Rammer to help load the giant shells.
In looking at period photographs, it almost seems as if no two of these were marked exactly the same.
But they generally feature lots of big white stars.
One of my favorite vehicles, I have it in the Ideal Toys version in about 60mm and a conversion I did in HO 1/87 scale.
Monday, November 27, 2017
Here are a few close ups on that Honest John rocket.
The twin hydraulic lift arms are the main difference from the first series launcher.
These rockets stayed in service for decades.
I figure some Dollar Store crane or ladder truck will likely donate the lift arms to update a Roco Honest John.
The rocket fins also seem smaller, but I need to check that out before I cut down any Roco rockets!
Sunday, November 26, 2017
This is the most complete Atomic Annie I have ever seen, and it's at least the third one. One at Aberdeen Proving Grounds, and one at Yuma.
A second, outdoor atomic bomb matched up with the B29.
Honest John Rocket system.
This one is different from the Roco, the Roco has the older launch system on it.
All the exhibits are in great shape.
Saturday, November 25, 2017
MRS Bunkermeister inspects The Gadget, the first atomic bomb to be exploded. It was hauled up a tower and blown up, so it did not have to be aerodynamic like the actual bombs.
Davy, Davy Crockett, king of the wild frontier.
This little bomb was the US Army Davy Crockett atomic munition, launched from a Jeep!
A small Honest John Missile launcher trailer.
I may have to cobble one of these together!
Atomic Cannon projectile.

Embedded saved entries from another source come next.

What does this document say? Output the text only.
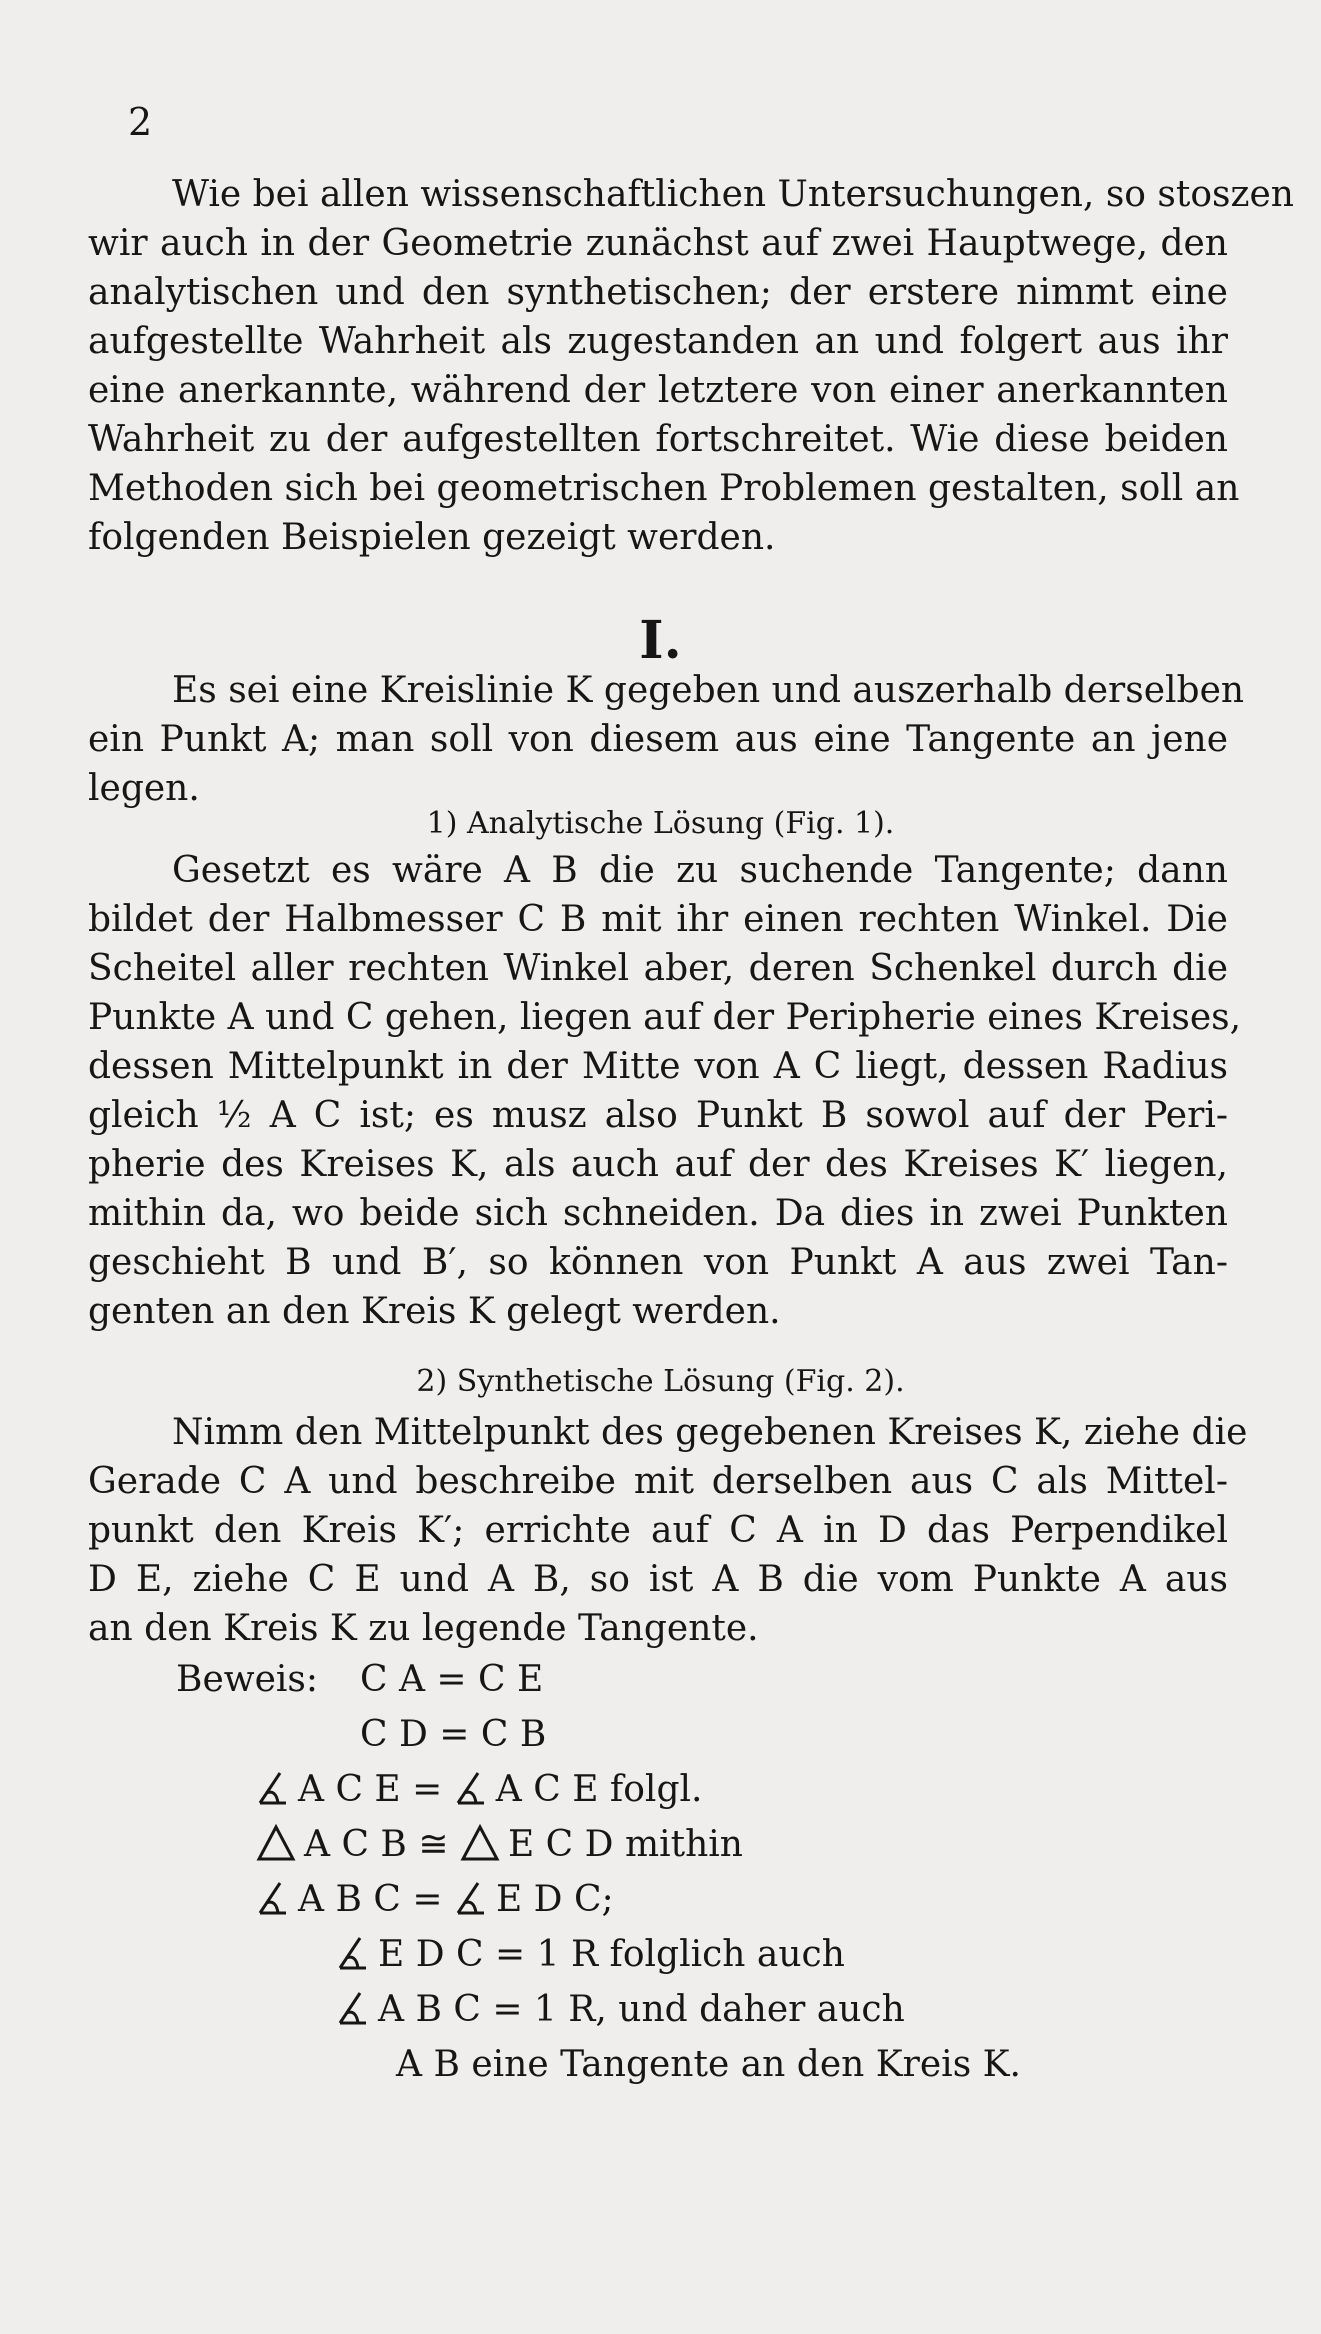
2
Wie bei allen wissenschaftlichen Untersuchungen, so stoszen
wir auch in der Geometrie zunächst auf zwei Hauptwege, den
analytischen und den synthetischen; der erstere nimmt eine
aufgestellte Wahrheit als zugestanden an und folgert aus ihr
eine anerkannte, während der letztere von einer anerkannten
Wahrheit zu der aufgestellten fortschreitet. Wie diese beiden
Methoden sich bei geometrischen Problemen gestalten, soll an
folgenden Beispielen gezeigt werden.
I.
Es sei eine Kreislinie K gegeben und auszerhalb derselben
ein Punkt A; man soll von diesem aus eine Tangente an jene
legen.
1) Analytische Lösung (Fig. 1).
Gesetzt es wäre A B die zu suchende Tangente; dann
bildet der Halbmesser C B mit ihr einen rechten Winkel. Die
Scheitel aller rechten Winkel aber, deren Schenkel durch die
Punkte A und C gehen, liegen auf der Peripherie eines Kreises,
dessen Mittelpunkt in der Mitte von A C liegt, dessen Radius
gleich ½ A C ist; es musz also Punkt B sowol auf der Peri-
pherie des Kreises K, als auch auf der des Kreises K′ liegen,
mithin da, wo beide sich schneiden. Da dies in zwei Punkten
geschieht B und B′, so können von Punkt A aus zwei Tan-
genten an den Kreis K gelegt werden.
2) Synthetische Lösung (Fig. 2).
Nimm den Mittelpunkt des gegebenen Kreises K, ziehe die
Gerade C A und beschreibe mit derselben aus C als Mittel-
punkt den Kreis K′; errichte auf C A in D das Perpendikel
D E, ziehe C E und A B, so ist A B die vom Punkte A aus
an den Kreis K zu legende Tangente.
Beweis: C A = C E
C D = C B
A C E = A C E folgl.
A C B ≅ E C D mithin
A B C = E D C;
E D C = 1 R folglich auch
A B C = 1 R, und daher auch
A B eine Tangente an den Kreis K.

Probably inert.
Friday, November 24, 2017
In New Mexico, we stopped at the National Museum of Nuclear Science & History.
It was awesome!
MRS Bunkermeister checking out the atomic bomb inventory.
I would have guessed the first atomic bombs were olive drab, apparently note!
Maybe if we just wheel it out on the cart, no one will question us....
One of the civilian cars used in the atomic bomb project, pressed into military service.
Thursday, November 23, 2017
Later, in Williams, Arizona, we found another, small outdoor train museum.
The box car showed the markings of most of the railroads that served this area.
The tank car had US Army markings, always good for a wargame.
Most of these big pieces of machinery have casting marks on them, and they often tell a story to those who can interpret them.
MPC Ring hand troops visit the Army tanker.
Williams PD has an old cruiser parked near the edge of town to deter speeders.
Wednesday, November 22, 2017
That train is in Kingman, Arizona.
It's a nice little town and we could have spent a lot more time there, they have several museums and places of interest.
This locomotive and caboose were just off the freeway.
A few MPC ring hand figures took the trip with me, along with a couple Lido figures.